Sue Starr sent a note regarding the wheat crop reports:
"How can you accurately predict the 2017 wheat harvest without considering: small number acres of wheat planted; thousands of wheat acres already baled for livestock feed; abandoned acres due to the drought and extremely small yield due to the drought. You are not reporting the whole picture."
Sue, thank you for your feedback. All of us here, and I'm sure our market experts, have heard this criticism not only this year but every year. Some analysts even think USDA attempts to estimate the crop are a mistake entirely.
But what took me a long time to realize is that these crop size numbers are not intended to be the definitive word on how much grain is out there. They are numbers that we get when we do the same yield estimating steps every year.

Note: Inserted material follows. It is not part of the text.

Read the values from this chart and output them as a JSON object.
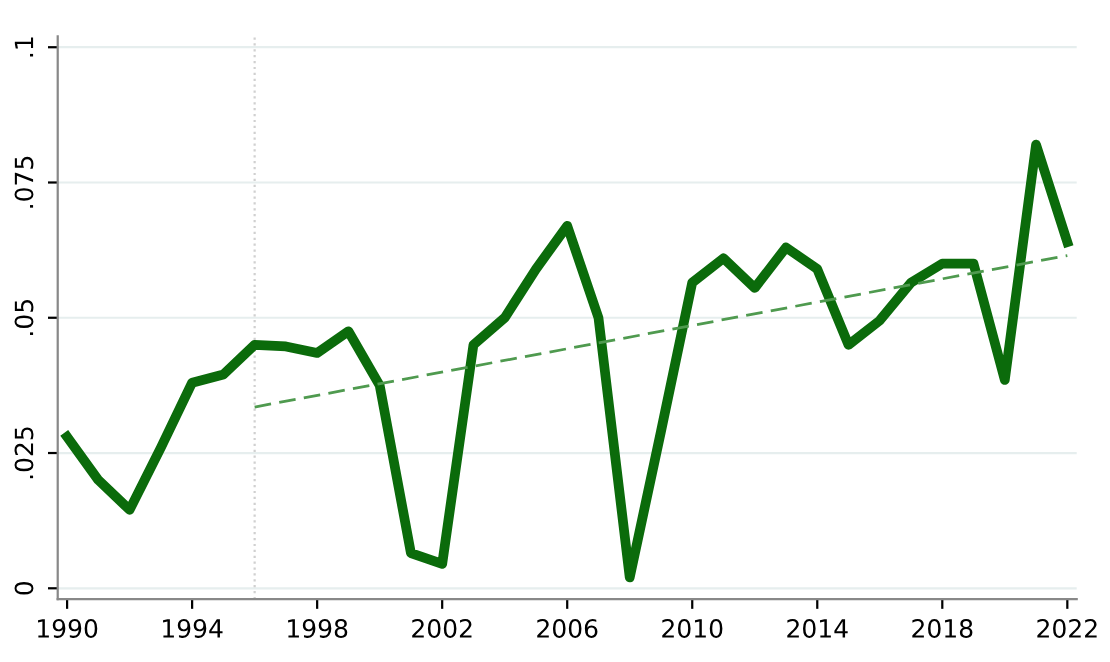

In-season crop estimates should be weighed against previous estimates, not against absolute accuracy. By looking at the long history of these estimates, farmers and traders can place their own value on their worth. The key is consistency, more than accuracy.
However, as for accuracy, you can find graphs like this to help you decide how well estimators do. This is for the May WASDE wheat yield estimate.
Values above the line mean the final yield was higher than the May estimate. The average was 2 percent higher.
While we all can and do argue with how these estimates are calculated, it really doesn't matter how they do it. What matters is if are they accurate at all.
My thinking is if they do it the same way each time, history can tell us something about that accuracy.